Thursday, February 11, 1999 Published at 16:34 GMT
China plans space shuttle launch
By BBC News Online Science Editor Dr David Whitehouse
The Chinese look likely to launch a re-usable space shuttle at the end of next year. The mission will be unmanned.
"The time is basically set for the end of next year," said Zhang Nan of the Nanjing Zijinshan Astronomical Observatory. He is in charge of one of dozens of scientific research projects that will be aboard the spacecraft.
"Among the projects will be many experiments towards future manned shuttle missions," he said. The announcement interests western observers as, taken with other recent proclamations, it suggests that China may be planning something big in space.
It is possible they could become only the third nation to be able to launch its own astronauts into space onboard its own rockets.
This is something China has always wanted to do. In 1979, pictures of a Chinese astronaut in training appeared in the Chinese press - but soon afterwards the project was suspended.
At the end of the 1980's, China's manned ambitions were rekindled again and they talked of building a small manned space shuttle. But that again came to nothing. However, since 1991, and following the collapse of the Soviet Union, China has been co-operating with the Russians.
Two Chinese astronauts have undergone basic cosmonaut training in Russia and have returned to China reportedly to pass on their knowledge to other candidates. In 1996, the head of the Russian Space Agency, Yuri Koptev, visited China and a secret agreement was drawn up between the two nations.

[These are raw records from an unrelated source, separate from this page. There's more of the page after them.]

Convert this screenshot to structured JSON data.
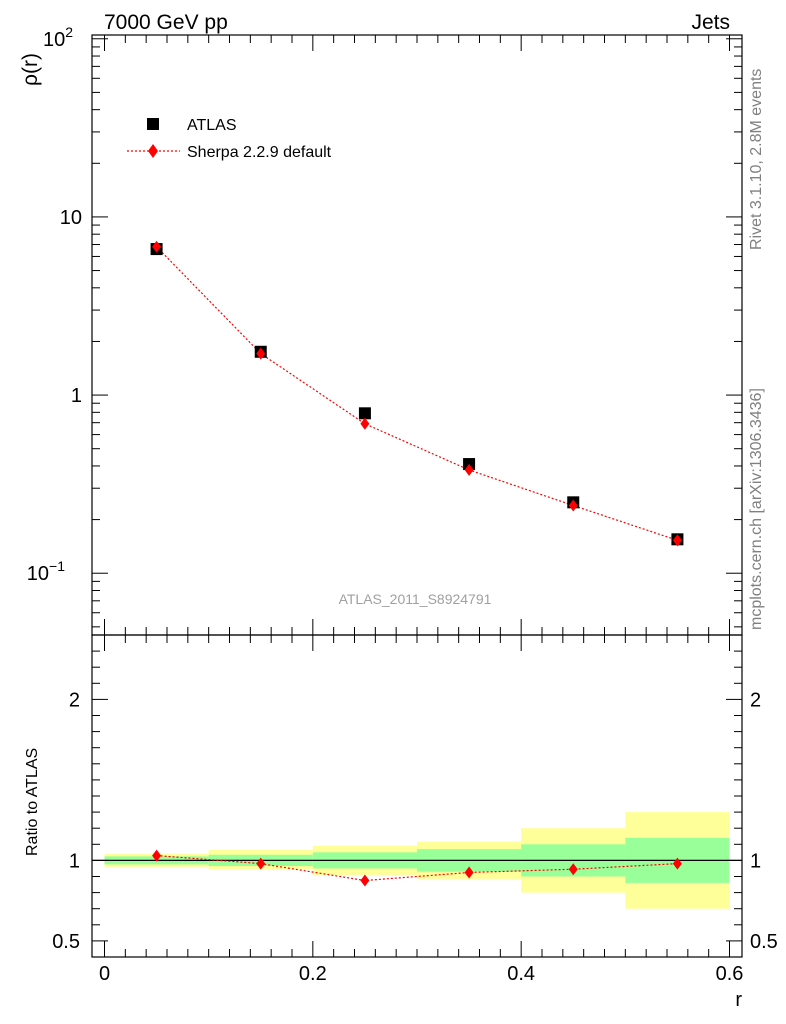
{
  "header": {
    "left": "7000 GeV pp",
    "right": "Jets"
  },
  "side_labels": {
    "top": "Rivet 3.1.10,  2.8M events",
    "bottom": "mcplots.cern.ch [arXiv:1306.3436]"
  },
  "watermark": "ATLAS_2011_S8924791",
  "colors": {
    "data": "#000000",
    "mc": "#ff0000",
    "band_inner": "#99ff99",
    "band_outer": "#ffff99"
  },
  "chart_data": [
    {
      "type": "scatter",
      "panel": "main",
      "ylabel": "ρ(r)",
      "yscale": "log",
      "ylim": [
        0.045,
        105
      ],
      "xlim": [
        -0.012,
        0.612
      ],
      "yticks": [
        {
          "value": 0.1,
          "label": "10",
          "sup": "−1"
        },
        {
          "value": 1,
          "label": "1",
          "sup": ""
        },
        {
          "value": 10,
          "label": "10",
          "sup": ""
        },
        {
          "value": 100,
          "label": "10",
          "sup": "2"
        }
      ],
      "legend": {
        "placement": "top-left",
        "entries": [
          "ATLAS",
          "Sherpa 2.2.9 default"
        ]
      },
      "series": [
        {
          "name": "ATLAS",
          "marker": "square",
          "color": "#000000",
          "x": [
            0.05,
            0.15,
            0.25,
            0.35,
            0.45,
            0.55
          ],
          "y": [
            6.6,
            1.75,
            0.79,
            0.41,
            0.25,
            0.155
          ]
        },
        {
          "name": "Sherpa 2.2.9 default",
          "marker": "diamond",
          "line": "dotted",
          "color": "#ff0000",
          "x": [
            0.05,
            0.15,
            0.25,
            0.35,
            0.45,
            0.55
          ],
          "y": [
            6.8,
            1.71,
            0.69,
            0.38,
            0.24,
            0.153
          ]
        }
      ]
    },
    {
      "type": "line",
      "panel": "ratio",
      "ylabel": "Ratio to ATLAS",
      "xlabel": "r",
      "ylim": [
        0.4,
        2.4
      ],
      "xlim": [
        -0.012,
        0.612
      ],
      "yticks": [
        0.5,
        1,
        2
      ],
      "xticks": [
        0,
        0.2,
        0.4,
        0.6
      ],
      "xtick_labels": [
        "0",
        "0.2",
        "0.4",
        "0.6"
      ],
      "reference_line": 1,
      "bands": {
        "x_edges": [
          0,
          0.1,
          0.2,
          0.3,
          0.4,
          0.5,
          0.6
        ],
        "outer": [
          [
            0.96,
            1.04
          ],
          [
            0.945,
            1.065
          ],
          [
            0.91,
            1.09
          ],
          [
            0.885,
            1.115
          ],
          [
            0.8,
            1.2
          ],
          [
            0.7,
            1.3
          ]
        ],
        "inner": [
          [
            0.975,
            1.025
          ],
          [
            0.965,
            1.035
          ],
          [
            0.95,
            1.05
          ],
          [
            0.93,
            1.07
          ],
          [
            0.9,
            1.1
          ],
          [
            0.86,
            1.14
          ]
        ]
      },
      "series": [
        {
          "name": "Sherpa 2.2.9 default",
          "marker": "diamond",
          "line": "dotted",
          "color": "#ff0000",
          "x": [
            0.05,
            0.15,
            0.25,
            0.35,
            0.45,
            0.55
          ],
          "y": [
            1.03,
            0.98,
            0.875,
            0.925,
            0.945,
            0.98
          ]
        }
      ]
    }
  ]
}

It is suspected by some analysts that China has purchased the docking system used by Russian spacecraft and that it could be used to link two manned Chinese spacecraft sometime in the future.
It has even been suggested that China may have been the mystery backer that the Russian government hoped would pay for Mir to stay in orbit. China certainly has the basic technology required for manned spaceflight.
It has launched rats and mice into space and returned them to Earth. China is reported to be developing an improved version of its Long March 2E booster that could carry men into space.
Spy satellite images suggest that much work is being carried out on a new launchpad at the Jiuquan launch site. Possibly to build a launch pad capable of supporting manned launches. A recent Pentagon report said that China was also researching hypersonic craft, the type of research required to build a space shuttle.
Last month the official Xinhua news agency issued a dispatch saying the country would "try its best to attain manned space flight by the end of this century or the beginning of the next."
Last year, Xu Dazhe, a leading Chinese space scientist, said that the immediate requirement for manned flights was to boost the payload capacity of Chinese rockets.
Recently, the China Great Wall Company, the firm that manages most aspects of the space programme, said that had already been done and two capable launchers would be tested in the near future.
China's manned space timetable is a closely-guarded state secret. There are rumours that they may be planning a space spectacular, possibly manned, this October to celebrate the 50th anniversary of the Chinese communist state.